お家柄がどうだの相手の方はどんな人柄だの、延々と喋り続ける母親の声はアカデミーの頃聞いた教師の授業内容にそっくりだと思う。
教える側は必至だが、聞いてる側は苦痛で仕方がない。
これならいっそ身になる話の方がよかったなぁ、なんてすっかり話を聞き流していたら、ぎゅうと頬をつねられる。
「いったっ…!」
「コラ!人の話はちゃんと聞きなさい!子供じゃないんだから」
子供と言ったり子供じゃないんだからと言ったり。
親と言うのは何故こうも自分に都合のいい体で話し出すのか。
サクラは疲れたように嘆息すると、はいはい。

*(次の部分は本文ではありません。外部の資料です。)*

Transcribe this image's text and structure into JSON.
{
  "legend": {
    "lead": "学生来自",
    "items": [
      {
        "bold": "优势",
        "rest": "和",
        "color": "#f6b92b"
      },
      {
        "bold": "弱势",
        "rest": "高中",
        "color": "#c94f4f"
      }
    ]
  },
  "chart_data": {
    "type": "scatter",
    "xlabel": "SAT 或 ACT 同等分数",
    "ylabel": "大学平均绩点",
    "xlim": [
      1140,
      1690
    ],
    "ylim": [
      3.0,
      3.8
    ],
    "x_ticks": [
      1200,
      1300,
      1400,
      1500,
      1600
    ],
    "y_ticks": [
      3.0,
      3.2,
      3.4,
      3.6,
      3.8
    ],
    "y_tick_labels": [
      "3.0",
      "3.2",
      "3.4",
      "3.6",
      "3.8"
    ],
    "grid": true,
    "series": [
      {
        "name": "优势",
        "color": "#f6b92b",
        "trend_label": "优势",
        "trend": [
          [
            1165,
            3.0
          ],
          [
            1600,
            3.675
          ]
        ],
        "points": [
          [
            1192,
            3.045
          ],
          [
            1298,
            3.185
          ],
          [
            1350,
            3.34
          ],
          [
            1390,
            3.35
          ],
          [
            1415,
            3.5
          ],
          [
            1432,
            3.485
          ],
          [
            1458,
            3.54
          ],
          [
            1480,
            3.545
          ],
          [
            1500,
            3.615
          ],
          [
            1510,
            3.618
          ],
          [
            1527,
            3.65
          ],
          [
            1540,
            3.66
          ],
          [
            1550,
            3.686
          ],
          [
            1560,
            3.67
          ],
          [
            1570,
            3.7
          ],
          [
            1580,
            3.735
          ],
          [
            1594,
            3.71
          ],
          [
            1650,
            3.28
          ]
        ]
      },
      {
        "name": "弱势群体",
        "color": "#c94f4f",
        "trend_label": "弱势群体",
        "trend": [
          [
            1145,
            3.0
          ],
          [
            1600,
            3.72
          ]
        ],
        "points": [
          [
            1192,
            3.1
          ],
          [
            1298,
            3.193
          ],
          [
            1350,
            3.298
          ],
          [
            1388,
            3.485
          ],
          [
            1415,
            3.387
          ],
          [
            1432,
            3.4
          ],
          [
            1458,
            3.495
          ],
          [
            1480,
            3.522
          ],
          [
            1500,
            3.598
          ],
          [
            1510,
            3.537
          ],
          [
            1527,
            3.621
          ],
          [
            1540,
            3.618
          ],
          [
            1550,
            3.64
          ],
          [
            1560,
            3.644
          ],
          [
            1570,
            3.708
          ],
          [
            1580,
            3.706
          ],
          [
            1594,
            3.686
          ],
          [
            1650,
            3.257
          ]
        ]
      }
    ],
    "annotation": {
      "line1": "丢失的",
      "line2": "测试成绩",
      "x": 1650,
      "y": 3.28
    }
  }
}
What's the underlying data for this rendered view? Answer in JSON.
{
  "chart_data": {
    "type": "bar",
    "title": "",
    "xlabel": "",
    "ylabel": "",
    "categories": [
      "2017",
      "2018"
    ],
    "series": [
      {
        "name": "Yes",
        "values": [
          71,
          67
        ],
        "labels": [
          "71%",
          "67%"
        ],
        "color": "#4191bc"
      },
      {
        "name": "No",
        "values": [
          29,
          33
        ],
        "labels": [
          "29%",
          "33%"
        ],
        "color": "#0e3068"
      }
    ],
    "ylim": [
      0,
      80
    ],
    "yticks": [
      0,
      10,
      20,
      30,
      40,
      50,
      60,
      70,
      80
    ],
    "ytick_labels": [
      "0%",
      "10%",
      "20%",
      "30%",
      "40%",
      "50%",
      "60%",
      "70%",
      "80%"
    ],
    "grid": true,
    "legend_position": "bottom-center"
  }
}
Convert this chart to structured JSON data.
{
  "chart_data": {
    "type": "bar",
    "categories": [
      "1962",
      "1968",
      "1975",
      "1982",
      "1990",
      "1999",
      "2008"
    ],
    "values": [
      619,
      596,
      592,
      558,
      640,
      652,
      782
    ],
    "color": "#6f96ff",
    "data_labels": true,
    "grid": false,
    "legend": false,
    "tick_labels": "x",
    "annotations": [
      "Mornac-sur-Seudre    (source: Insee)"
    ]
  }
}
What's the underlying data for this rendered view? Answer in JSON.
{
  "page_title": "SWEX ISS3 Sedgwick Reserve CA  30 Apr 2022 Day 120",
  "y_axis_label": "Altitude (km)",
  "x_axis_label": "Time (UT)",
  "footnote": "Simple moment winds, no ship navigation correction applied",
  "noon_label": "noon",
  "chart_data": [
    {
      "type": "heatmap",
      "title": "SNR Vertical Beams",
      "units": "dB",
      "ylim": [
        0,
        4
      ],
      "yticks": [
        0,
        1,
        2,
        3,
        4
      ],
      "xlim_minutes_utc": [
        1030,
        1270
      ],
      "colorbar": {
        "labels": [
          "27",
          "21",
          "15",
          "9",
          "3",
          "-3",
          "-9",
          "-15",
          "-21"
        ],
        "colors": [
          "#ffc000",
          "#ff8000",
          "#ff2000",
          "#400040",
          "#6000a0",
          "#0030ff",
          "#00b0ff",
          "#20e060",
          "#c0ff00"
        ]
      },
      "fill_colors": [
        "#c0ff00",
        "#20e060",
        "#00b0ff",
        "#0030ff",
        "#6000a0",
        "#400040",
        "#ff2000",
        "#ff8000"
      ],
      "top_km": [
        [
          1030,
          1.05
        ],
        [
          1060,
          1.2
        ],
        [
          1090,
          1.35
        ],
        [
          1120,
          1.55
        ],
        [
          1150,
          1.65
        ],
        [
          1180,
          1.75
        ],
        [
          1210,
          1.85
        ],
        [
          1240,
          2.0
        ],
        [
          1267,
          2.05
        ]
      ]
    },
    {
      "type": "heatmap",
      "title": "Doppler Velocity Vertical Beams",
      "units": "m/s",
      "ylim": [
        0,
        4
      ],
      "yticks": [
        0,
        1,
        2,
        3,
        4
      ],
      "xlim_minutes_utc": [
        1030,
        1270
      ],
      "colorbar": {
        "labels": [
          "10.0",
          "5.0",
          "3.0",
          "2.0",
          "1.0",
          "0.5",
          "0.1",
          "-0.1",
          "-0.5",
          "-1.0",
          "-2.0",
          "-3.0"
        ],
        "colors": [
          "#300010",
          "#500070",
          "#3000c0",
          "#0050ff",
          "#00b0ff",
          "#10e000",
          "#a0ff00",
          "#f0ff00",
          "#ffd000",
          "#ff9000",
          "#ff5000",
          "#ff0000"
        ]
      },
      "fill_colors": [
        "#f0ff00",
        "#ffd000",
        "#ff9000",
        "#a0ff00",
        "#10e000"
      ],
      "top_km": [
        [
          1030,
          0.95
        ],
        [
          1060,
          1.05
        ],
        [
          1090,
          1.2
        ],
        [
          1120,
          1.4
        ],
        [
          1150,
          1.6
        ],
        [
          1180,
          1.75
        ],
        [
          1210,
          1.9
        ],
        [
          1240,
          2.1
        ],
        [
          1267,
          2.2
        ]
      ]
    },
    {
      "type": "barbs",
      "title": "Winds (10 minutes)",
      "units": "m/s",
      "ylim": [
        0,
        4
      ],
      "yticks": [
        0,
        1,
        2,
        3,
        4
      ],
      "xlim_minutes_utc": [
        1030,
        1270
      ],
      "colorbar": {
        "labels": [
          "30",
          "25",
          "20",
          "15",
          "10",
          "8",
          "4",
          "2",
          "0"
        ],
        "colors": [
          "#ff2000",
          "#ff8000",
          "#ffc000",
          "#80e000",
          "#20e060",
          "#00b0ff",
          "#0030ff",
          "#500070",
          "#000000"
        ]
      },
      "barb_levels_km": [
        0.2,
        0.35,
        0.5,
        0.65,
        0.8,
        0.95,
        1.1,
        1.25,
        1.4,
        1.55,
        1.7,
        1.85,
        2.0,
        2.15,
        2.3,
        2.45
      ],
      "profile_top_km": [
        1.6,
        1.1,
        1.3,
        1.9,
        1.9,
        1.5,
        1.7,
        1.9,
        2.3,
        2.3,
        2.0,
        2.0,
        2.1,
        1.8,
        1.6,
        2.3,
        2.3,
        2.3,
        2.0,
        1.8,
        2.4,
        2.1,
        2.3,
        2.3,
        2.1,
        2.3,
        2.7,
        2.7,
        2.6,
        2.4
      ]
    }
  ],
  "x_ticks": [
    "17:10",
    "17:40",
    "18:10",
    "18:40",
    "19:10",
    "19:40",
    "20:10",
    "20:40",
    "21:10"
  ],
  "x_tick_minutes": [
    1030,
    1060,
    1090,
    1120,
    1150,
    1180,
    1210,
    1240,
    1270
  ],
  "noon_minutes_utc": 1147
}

と頷き身を正す。
「ようは食事しながらお話しすればいいんでしょ」
「乗り気じゃないのはしょうがないとして、アンタもうちょっと誠意を見せないよ」
これじゃあ私たちが恥ずかしいわ。
と言われ益々うんざりする。
勝手に見合い話を持ってきて勝手に持ち上げて、勝手に期待して勝手に人の進む道を決めようとする。
期待されているだけマシだとか、羨ましいだとか、言ってくる人間には申し訳ないが正直サクラはうんざりだった。
「とにかく、今度の休みに帰ってきなさい。いいわね?」
「分かったわよ」
とにかく早く話を切り上げたくて頷いたサクラであったが、これがなかなかに大変であった。